Can a Golf Ball Kill You?

Golf balls carry surprisingly little kinetic energy and compress on impact, ultimately making fatal golf ball accidents rare and unlikely

“FORE!” The most (but definitely not only) four-letter word everyone dreads yelling out on the course. We’ve all seen some close calls before but what’s the worst thing a golf ball can do to a person? Could a golf ball potentially kill you?

While there are many reports of fatal accidents on golf courses, a surprisingly low amount are from golf balls themselves. However, these fatalities do occur infrequently. For example as recently as February 2018, a New Zealand man was struck and killed by a golf ball while teeing off. In comparison, vending machines kill over two people in the United States a year (2.18 to be exact). So that begs the question as to how likely golf ball injuries are to result in death?
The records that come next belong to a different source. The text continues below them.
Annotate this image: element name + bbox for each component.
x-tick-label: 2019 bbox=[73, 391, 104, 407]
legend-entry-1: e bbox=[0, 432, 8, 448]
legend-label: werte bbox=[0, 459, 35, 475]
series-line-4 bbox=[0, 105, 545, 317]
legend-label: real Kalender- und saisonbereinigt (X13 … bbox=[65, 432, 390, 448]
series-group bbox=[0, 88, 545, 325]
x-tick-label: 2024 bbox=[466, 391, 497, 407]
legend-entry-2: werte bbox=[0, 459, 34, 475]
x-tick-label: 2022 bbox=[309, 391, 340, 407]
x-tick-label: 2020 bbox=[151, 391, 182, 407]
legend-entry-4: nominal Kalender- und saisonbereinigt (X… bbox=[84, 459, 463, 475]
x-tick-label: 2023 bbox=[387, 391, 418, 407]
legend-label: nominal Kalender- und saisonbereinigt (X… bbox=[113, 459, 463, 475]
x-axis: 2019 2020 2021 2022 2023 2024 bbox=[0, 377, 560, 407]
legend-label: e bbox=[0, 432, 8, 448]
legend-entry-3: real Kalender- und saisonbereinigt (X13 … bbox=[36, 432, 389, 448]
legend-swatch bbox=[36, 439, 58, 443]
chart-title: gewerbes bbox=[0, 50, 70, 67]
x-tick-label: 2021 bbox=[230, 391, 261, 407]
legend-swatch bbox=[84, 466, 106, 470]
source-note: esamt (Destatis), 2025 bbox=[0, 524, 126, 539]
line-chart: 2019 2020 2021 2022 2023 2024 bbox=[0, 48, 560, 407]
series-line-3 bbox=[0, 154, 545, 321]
Well, let us do the math. If a golf ball weighs 0.10125 pounds and the fastest golf ball ever recorded was hit 211 miles per hour, then the ball would have a kinetic energy of 151 foot-pounds. Let’s compare that to something more concrete. A scientific journal posted in 2005 by the British Sports Journal of Medicine found that Olympic boxers punch with anywhere between 447 and 1066 foot-pounds of force. So in comparison, the fastest golf ball ever recorded carried 14 percent the energy of an Olympic heavyweight boxer. Likewise, the kinetic energy of a 180-grain bullet fired from .357 magnum handgun is 580 foot-pounds. In comparison to that, a golf ball carries 26 percent of the energy of a bullet.
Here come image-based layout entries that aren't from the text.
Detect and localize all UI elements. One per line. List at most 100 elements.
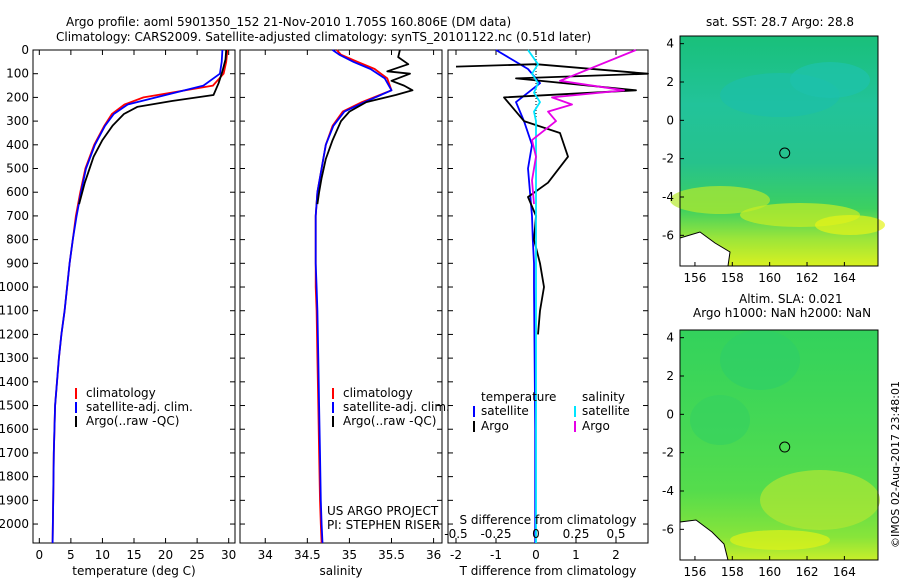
- sst-xtick-label: 164: [833, 271, 856, 285]
- depth-tick-label: 1800: [0, 470, 29, 484]
- temperature-series-satelliteadjclim: [51, 49, 224, 544]
- depth-tick-label: 1900: [0, 493, 29, 507]
- pi-label: PI: STEPHEN RISER: [327, 518, 440, 532]
- temperature-xlabel: temperature (deg C): [72, 564, 195, 578]
- salinity-series-satelliteadjclim: [314, 49, 393, 544]
- depth-tick-label: 1000: [0, 280, 29, 294]
- difference-xtick-label: -1: [490, 548, 502, 562]
- difference-xtick-label: 2: [612, 548, 620, 562]
- sla-field-patch: [720, 330, 800, 390]
- depth-tick-label: 500: [6, 162, 29, 176]
- sla-field-patch: [760, 470, 880, 530]
- sla-xtick-label: 158: [721, 565, 744, 579]
- depth-tick-label: 100: [6, 67, 29, 81]
- depth-tick-label: 200: [6, 90, 29, 104]
- salinity-frame: [239, 49, 443, 544]
- difference-series-argo-S: [531, 49, 637, 205]
- sla-ytick-label: -6: [662, 522, 674, 536]
- diff-s-tick-label: 0: [532, 527, 540, 541]
- sst-xtick-label: 158: [721, 271, 744, 285]
- temperature-xtick-label: 25: [189, 548, 204, 562]
- sla-ytick-label: -4: [662, 484, 674, 498]
- salinity-xtick-label: 34: [258, 548, 273, 562]
- salinity-legend-label: Argo(..raw -QC): [343, 414, 436, 428]
- temperature-xtick-label: 15: [126, 548, 141, 562]
- depth-tick-label: 700: [6, 209, 29, 223]
- diff-s-tick-label: 0.25: [563, 527, 590, 541]
- salinity-xtick-label: 35: [342, 548, 357, 562]
- sst-xtick-label: 160: [758, 271, 781, 285]
- temperature-legend-label: Argo(..raw -QC): [86, 414, 179, 428]
- salinity-series-climatology: [314, 49, 393, 544]
- depth-tick-label: 400: [6, 138, 29, 152]
- temperature-legend-label: satellite-adj. clim.: [86, 400, 193, 414]
- diff-s-title: S difference from climatology: [460, 513, 637, 527]
- sla-profile-marker: [779, 441, 791, 453]
- sla-xtick-label: 156: [683, 565, 706, 579]
- temperature-frame: [32, 49, 236, 544]
- sst-ytick-label: 2: [666, 75, 674, 89]
- depth-tick-label: 1200: [0, 327, 29, 341]
- sst-field-patch: [670, 186, 770, 214]
- difference-series-satellite-S: [527, 49, 541, 543]
- sla-ytick-label: -2: [662, 446, 674, 460]
- depth-tick-label: 900: [6, 256, 29, 270]
- salinity-legend-label: satellite-adj. clim.: [343, 400, 450, 414]
- sla-ytick-label: 2: [666, 369, 674, 383]
- sla-xtick-label: 160: [758, 565, 781, 579]
- temperature-legend-label: climatology: [86, 386, 156, 400]
- diff-legend-label: satellite: [481, 404, 529, 418]
- sla-frame: [679, 329, 879, 561]
- temperature-xtick-label: 0: [35, 548, 43, 562]
- sst-profile-marker: [779, 147, 791, 159]
- diff-s-tick-label: 0.5: [606, 527, 625, 541]
- temperature-xtick-label: 20: [158, 548, 173, 562]
- sla-xtick-label: 164: [833, 565, 856, 579]
- difference-xtick-label: 1: [572, 548, 580, 562]
- salinity-xlabel: salinity: [319, 564, 362, 578]
- sst-frame: [679, 35, 879, 267]
- difference-xlabel: T difference from climatology: [459, 564, 637, 578]
- sst-map: [670, 35, 885, 267]
- project-label: US ARGO PROJECT: [327, 504, 439, 518]
- depth-tick-label: 1100: [0, 304, 29, 318]
- sla-xtick-label: 162: [796, 565, 819, 579]
- diff-legend-label: Argo: [481, 419, 509, 433]
- depth-tick-label: 0: [21, 43, 29, 57]
- sst-xtick-label: 162: [796, 271, 819, 285]
- depth-tick-label: 1400: [0, 375, 29, 389]
- sst-ytick-label: -4: [662, 190, 674, 204]
- diff-legend-label: satellite: [582, 404, 630, 418]
- diff-legend-label: Argo: [582, 419, 610, 433]
- diff-s-tick-label: -0.5: [444, 527, 467, 541]
- diff-s-tick-label: -0.25: [480, 527, 511, 541]
- depth-tick-label: 300: [6, 114, 29, 128]
- diff-legend-sal-header: salinity: [582, 390, 625, 404]
- depth-tick-label: 1700: [0, 446, 29, 460]
- depth-tick-label: 1300: [0, 351, 29, 365]
- sst-map-title: sat. SST: 28.7 Argo: 28.8: [706, 15, 855, 29]
- temperature-xtick-label: 5: [67, 548, 75, 562]
- temperature-series-argorawqc: [78, 49, 228, 205]
- header-line-2: Climatology: CARS2009. Satellite-adjuste…: [56, 30, 592, 44]
- sla-field-patch: [690, 395, 750, 445]
- imos-credit: ©IMOS 02-Aug-2017 23:48:01: [889, 381, 900, 548]
- sst-xtick-label: 156: [683, 271, 706, 285]
- salinity-xtick-label: 35.5: [378, 548, 405, 562]
- temperature-series-climatology: [51, 49, 229, 544]
- salinity-xtick-label: 36: [426, 548, 441, 562]
- depth-tick-label: 800: [6, 233, 29, 247]
- sst-ytick-label: 0: [666, 113, 674, 127]
- depth-tick-label: 2000: [0, 517, 29, 531]
- temperature-xtick-label: 30: [221, 548, 236, 562]
- difference-frame: [447, 49, 649, 544]
- sla-ytick-label: 0: [666, 407, 674, 421]
- sst-field-patch: [815, 215, 885, 235]
- difference-xtick-label: -2: [450, 548, 462, 562]
- salinity-xtick-label: 34.5: [294, 548, 321, 562]
- sst-ytick-label: 4: [666, 37, 674, 51]
- salinity-legend-label: climatology: [343, 386, 413, 400]
- sst-field-patch: [790, 62, 870, 98]
- difference-series-argo-T: [455, 63, 649, 335]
While force is not a direct indicator of lethality, it is helpful when coupled with the object’s ability to deform. A bullet, for example, does not deform easily and so it imparts its energy within a very short distance/time. Boxing gloves, on the other hand, have a relatively large cushion on the outside, this means the energy of the boxer’s punch is transferred over a longer amount of time (the time it takes for the padding to compress). This makes the acceleration more gradual and the punches less deadly. So what about golf balls then? Golf Balls are surprisingly compressible. They will not transfer all of their energy instantly. Furthermore, while golf balls travel quickly at first when hit, by the time they approach landing, the velocity has greatly diminished to far less than 211 miles per hour.

Therefore, the threat of dying from a golf ball is very low. People are struck by golf balls every day and freak deaths are as rare as they are statistically improbable. So the next time you accidentally shank a shot towards some unsuspecting golfers on the fairway over, know the most likely death will simply be your sense of pride.

Authored by Taylor Morton

2 Comments

  1. Suki says: | Reply

    this is sooooo not true!!! my uncle ian died playing golf!!! a golfball hit him in his head and he killed right then and there. THIS IS LIES!!!!! IT CAN KILL YOU!!!!!!

    • Brian Rathjen says: | Reply

      I was just hit a week ago by a drive, off the tee sitting not more than 25 feet away at a golf course in Iowa. Struck me in the forehead, about three inches about my left eye. Lost some blood, but very fortunately there was no damage other than what might be considered a flesh wound. Ergo, a CAT-scan showed no brain damage or skull damage/concussion. Just a loss of pride, I guess.

      But in any case, the article never did say that being struck by a golf ball wasn’t potentially deadly. These do happen. The idea was that these incidents are very rare compared to other potential causes of accidental death when struck in the head.

      I am sorry what happened in your family. As I said, it does happen. But please re-read the article and see that the author did indeed state that, while very rare, being struck by an errant or wayward drive has been known to be fatal, and even refers to a New Zealand man being killed last year while teeing off.